Twenty minutes later, I reach the Col de la Serra (361m.), and here is my first view of the west coast - absolutely beautiful! This is why I wanted to cycle around Corsica - for this moment: Standing here, leaning on my bike, looking out across a rugged coastline, a back-drop of forest, broken only by tiny villages nestled in the hills as the sun begins to set with only the sound of silence for company. Just put the brain in neutral and...enjoy. The spectacular view pushes me onward. I want to see more. I descend the D80, through the villages of Camera, Baragogna and then up and down and along the stunning coast road. Through the village of Pino - the locals gathering for a game of boules - and on through several more villages, each one clinging like a limpet to the rocky, tree-covered hillside. I round the headland of Punta Bianca and look down on the village of Albo across the bay. 4 km. further on along the coast, the hilltop village of Nonza. The light is fading fast now as I approach Nonza. Locals are making their way to the bars and restaurants as I enter the village.

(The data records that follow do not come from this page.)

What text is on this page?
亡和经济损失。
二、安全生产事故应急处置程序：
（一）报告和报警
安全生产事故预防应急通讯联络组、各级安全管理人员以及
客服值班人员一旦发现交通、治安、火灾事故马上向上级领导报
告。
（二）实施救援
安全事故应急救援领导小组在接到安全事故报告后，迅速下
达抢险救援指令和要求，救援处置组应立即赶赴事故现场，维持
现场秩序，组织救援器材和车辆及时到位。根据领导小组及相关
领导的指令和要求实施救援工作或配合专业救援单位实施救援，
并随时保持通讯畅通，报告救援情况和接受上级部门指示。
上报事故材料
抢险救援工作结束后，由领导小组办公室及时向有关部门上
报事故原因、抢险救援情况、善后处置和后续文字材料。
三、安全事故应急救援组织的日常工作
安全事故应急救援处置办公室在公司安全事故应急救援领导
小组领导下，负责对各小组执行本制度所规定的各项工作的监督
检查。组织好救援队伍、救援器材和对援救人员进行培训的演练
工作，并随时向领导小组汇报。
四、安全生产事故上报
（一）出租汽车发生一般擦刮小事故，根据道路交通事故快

My legs protest as I dismount and climb a few steep steps to the nearest chambre d'hote, Casa Lisa. They are reminding me of the 30-kilo panniers and 90kms since we left Bastia. Suddenly I feel very tired, my body is talking to me, "OK - we're done for the day, now find me a shower, food and a bed, and not necessarily in that order!." There is no response when I knock on the door of Casa Lisa so I head back to the main square. The owner of the pizzareia notices my dismay and offers to call the owner of the chambre d'hote, but to no avail. While contemplating what to do next, the owner made me a chicken sandwich and then phoned someone else he knew in the vicinity to see whether they had a room for the night. Yes, I was in luck - there was one room left! The owner gave me directions, I thanked him profusely, finished my sandwich and then saddled-up for the last push of my first day's ride. By now it was dark as I headed on along the coast road. I was also beginning to get cold - another sure sign that fatigue was setting in. 4 km later and I arrived at the tiny bay of Negru.
Without me realising, the pizzareia owner had phoned the owners of 'Le Relais du Cap'. As I cycled down to the bay, the 'penny dropped'; I had read about this chambre d'hote in the Lonely Planet
guide while researching the trip. Sylvie and Patrick moved here in 1999 from Burgundy and established a B&B that would be the envy of most in the business. Their home is as good as on the beach with four double bedrooms and one self-contained apartment for up to four people. Sylvie and Patrick were standing on their patio waiting to greet me. A warmer, friendlier welcome one could not receive. I was shown where to store my bike and then shown to my room. A clean and bright room on the first floor, thoughtfully painted in yellow and blue with a superb view - the sea just below my window. Immediately I set about washing my cycling clothes and hanging them out to drip dry. This procedure I would carry out every evening for the next three weeks. Every evening, upon arriving at my overnight stop, the same routine: unpack, wash clothes, hang to dry, shower,, eat and sleep!
Feeling human again, following a long hot shower, I went back downstairs to chat with my hosts. While we were talking the headlights of five motor-bikes appeared on the headland and wound their way down to us. Seven bikers dismounted and joined us on the patio. Suddenly everybody was talking at once, and in French, so yours truly felt a little out of his depth. I love the language but confess to a tenuous grasp of it combined with a very limited vocabulary. Languages, in general, fascinate me. Each and every one is made-up of sounds, just sounds, and yet one person can understand and communicate, while another can be totally ignorant - not having a clue what is being said. Each biker set about extracting food and/or drink from their respective bike's panniers. Within a few minutes, tables were pushed together, chairs gathered and a barbecue lit. I was invited to join the gathering and very soon everyone was talking again. While I kept about two stories behind, catching snippets of their conversations. I discovered the bikers - four guys and three girls - were all from Brittany and spending a week touring around the Island. They thought I was brave, or mad, to be cycling around such a mountainous country. "Le fou Anglais!", I said, to much laughter and nodding of heads. The party continued long into the night, but at around Midnight my body said, "Time for bed." What a great day - my first day on the road. I headed for my bed and soon fell into a deep sleep rocked by the sound of waves breaking on the shore.